Vouch by Reference (VBR) is a protocol used in Internet mail systems for implementing sender certification by third-party entities. Independent certification providers vouch for the reputation of senders by verifying the domain name that is associated with transmitted electronic mail. VBR information can be used by a message transfer agent, a mail delivery agent or by an email client.

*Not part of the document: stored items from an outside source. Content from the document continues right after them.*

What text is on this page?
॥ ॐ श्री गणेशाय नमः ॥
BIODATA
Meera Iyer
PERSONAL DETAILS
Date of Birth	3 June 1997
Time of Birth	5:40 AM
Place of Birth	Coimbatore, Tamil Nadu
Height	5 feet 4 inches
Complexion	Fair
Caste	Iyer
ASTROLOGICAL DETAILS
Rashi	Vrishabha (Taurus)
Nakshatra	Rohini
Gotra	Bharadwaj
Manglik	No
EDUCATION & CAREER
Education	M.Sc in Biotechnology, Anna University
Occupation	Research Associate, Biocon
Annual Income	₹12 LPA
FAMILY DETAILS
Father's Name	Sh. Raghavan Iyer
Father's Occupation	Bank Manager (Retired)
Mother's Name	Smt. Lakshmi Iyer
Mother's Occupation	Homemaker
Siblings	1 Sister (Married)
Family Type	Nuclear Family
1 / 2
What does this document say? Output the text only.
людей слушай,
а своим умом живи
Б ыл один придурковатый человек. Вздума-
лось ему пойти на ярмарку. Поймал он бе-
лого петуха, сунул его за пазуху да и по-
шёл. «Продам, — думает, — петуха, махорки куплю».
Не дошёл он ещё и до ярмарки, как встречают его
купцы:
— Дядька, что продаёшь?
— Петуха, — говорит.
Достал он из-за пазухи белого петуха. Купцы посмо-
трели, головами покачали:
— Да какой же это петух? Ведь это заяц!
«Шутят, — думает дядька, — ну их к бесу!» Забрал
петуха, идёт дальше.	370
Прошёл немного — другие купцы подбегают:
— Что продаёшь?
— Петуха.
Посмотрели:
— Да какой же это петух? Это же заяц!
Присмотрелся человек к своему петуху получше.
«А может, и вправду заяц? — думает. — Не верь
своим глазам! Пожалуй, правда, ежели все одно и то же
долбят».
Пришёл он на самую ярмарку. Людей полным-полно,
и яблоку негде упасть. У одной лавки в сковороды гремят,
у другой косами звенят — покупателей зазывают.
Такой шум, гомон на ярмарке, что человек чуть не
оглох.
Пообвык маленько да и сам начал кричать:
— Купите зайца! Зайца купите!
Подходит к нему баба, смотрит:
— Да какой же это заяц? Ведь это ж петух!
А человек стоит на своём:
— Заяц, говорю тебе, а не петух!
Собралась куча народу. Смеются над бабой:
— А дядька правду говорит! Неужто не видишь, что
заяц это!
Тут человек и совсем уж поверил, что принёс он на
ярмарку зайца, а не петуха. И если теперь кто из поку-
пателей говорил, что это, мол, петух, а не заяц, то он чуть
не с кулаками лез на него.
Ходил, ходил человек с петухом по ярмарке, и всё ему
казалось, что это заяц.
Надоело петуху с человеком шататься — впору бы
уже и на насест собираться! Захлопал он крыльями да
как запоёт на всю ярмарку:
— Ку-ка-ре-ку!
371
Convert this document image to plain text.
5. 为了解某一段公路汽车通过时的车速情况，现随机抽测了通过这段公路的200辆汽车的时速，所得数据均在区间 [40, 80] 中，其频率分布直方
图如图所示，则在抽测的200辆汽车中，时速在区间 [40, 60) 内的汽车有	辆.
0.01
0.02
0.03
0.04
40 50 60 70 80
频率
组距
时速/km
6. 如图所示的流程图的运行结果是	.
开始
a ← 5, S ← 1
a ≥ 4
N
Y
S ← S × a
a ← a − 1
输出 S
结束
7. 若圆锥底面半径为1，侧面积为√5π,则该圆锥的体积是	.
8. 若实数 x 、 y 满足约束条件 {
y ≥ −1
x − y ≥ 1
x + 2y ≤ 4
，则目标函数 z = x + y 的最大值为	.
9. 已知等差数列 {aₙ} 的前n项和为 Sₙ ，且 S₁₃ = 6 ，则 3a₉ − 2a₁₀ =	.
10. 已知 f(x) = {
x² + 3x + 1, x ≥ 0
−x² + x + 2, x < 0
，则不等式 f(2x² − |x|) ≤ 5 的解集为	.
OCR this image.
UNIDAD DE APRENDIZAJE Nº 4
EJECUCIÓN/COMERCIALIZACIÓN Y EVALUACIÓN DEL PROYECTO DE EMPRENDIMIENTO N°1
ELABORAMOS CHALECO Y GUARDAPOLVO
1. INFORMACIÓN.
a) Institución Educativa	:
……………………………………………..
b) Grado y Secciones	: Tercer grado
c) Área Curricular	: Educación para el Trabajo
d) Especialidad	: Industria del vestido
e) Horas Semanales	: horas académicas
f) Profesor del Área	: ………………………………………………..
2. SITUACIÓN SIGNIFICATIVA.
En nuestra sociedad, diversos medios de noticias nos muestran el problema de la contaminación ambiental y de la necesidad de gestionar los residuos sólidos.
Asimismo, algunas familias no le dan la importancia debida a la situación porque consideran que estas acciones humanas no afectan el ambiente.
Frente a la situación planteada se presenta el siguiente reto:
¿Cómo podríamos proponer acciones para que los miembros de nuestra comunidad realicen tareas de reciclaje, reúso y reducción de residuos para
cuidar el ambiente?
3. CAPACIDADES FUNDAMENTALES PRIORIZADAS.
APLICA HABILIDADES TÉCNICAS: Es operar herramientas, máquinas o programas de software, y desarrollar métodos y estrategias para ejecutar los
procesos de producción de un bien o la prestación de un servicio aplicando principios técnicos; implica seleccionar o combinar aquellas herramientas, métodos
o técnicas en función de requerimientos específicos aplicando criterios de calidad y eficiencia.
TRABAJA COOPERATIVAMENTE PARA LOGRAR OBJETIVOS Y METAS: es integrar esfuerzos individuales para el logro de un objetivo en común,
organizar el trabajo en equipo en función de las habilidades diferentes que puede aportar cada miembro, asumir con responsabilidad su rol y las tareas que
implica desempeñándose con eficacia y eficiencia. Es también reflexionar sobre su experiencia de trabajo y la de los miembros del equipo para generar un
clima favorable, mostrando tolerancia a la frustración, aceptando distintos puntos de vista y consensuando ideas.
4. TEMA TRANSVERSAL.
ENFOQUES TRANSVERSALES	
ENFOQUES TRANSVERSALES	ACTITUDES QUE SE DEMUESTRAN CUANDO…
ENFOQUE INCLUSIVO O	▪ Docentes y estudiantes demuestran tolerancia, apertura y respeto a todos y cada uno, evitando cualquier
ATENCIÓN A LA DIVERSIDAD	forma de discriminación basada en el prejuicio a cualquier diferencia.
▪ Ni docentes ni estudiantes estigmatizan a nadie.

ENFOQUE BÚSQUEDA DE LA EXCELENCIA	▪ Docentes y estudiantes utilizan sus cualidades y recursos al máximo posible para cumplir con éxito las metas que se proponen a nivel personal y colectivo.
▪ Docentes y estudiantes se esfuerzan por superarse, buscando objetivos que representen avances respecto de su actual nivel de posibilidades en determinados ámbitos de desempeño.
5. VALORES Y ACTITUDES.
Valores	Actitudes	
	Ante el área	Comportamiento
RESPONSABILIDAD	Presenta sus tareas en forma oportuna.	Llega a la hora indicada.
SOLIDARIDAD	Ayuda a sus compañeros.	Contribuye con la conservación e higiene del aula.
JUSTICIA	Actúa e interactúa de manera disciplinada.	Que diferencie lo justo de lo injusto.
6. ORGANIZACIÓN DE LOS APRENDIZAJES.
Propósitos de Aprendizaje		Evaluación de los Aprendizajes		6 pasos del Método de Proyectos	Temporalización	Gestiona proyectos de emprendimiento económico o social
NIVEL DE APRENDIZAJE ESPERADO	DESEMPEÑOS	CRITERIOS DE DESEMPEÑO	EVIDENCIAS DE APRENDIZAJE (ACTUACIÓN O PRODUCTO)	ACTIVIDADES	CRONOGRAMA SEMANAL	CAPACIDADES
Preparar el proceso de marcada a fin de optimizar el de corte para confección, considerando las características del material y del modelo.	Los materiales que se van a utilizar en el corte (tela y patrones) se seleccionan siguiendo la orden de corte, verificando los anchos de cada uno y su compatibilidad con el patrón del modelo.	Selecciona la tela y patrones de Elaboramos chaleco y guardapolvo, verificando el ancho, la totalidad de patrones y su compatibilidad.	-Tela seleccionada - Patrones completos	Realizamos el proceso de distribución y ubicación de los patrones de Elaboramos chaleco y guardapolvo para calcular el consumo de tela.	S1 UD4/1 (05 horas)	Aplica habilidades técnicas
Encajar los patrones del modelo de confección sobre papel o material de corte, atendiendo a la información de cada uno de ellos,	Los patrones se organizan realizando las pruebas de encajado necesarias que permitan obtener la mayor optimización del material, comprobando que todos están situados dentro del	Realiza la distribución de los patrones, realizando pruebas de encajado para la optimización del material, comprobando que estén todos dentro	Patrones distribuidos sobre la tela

The protocol is intended to become a standard for email sender certification, and is described in RFC 5518.

==Operation==
===Email sender===
A user of a VBR email certification service signs its messages using DomainKeys Identified Mail (DKIM) and includes a VBR-Info field in the signed header. The sender may also use the Sender Policy Framework to authenticate its domain name. The VBR-Info: header field contains the domain name that is being certified, typically the responsible domain in a DKIM signature (d= tag), the type of content in the message, and a list of one or more vouching services, that is the domain names of the services that vouch for the sender for that kind of content:

  VBR-Info: md=domain.name.example; mc=type; mv=vouching.example:vouching2.example

===Email receiver===
An email receiver can authenticate the message's domain name using DKIM or SPF, thus finding the domains that are responsible for the message. It then obtains the name of a vouching service that it trusts, either from among the set supplied by the sender or from a locally configured set of preferred vouching services. Using the Domain Name System, the receiver can verify whether a vouching service actually vouches for a given domain. To do so, the receiver queries a TXT resource record for the name composed:

  domain.name.example._vouch.vouching.example

The returned data, if any, is a space-delimited list of all the types that the service vouches, given as lowercase ASCII. They should match the self-asserted message content. The types defined are transaction, list, and all. Auditing the message may allow to establish whether its content corresponds. The result of the authentication can be saved in a new header field, according to RFC 6212, like so:

  Authentication-Results: receiver.example; vbr=pass header.mv=vouching.example header.md=domain.name.example

==Implementations and variations==
OpenDKIM and MDaemon Messaging Server by Alt-N Technologies have been among the first software implementations of VBR. OpenDKIM provides a milter as well as a standalone library.
Roaring Penguin Software's CanIt anti-spam filter supports VBR as of version 7.0.8 released on 2010-11-09.

Spamhaus has released The Spamhaus Whitelist that includes a domain based whitelist, the DWL, where a domain name can be queried as, e.g., dwltest.com._vouch.dwl.spamhaus.org. Although the standard only specifies TXT resource records, following a long established DNSBL practice, Spamhaus has also assigned A resource records with values 127.0.2.0/24 for whitelist return codes. The possibility to query an address may allow easier deployment of existing code. However, their techfaq recommends checking the domain (the value of the d= tag) of a valid DKIM-Signature by querying the corresponding TXT record, and their howto gives details about inserting VBR-Info header fields in messages signed by whitelisted domains. By 2013, one of the protocol authors considered it a flop.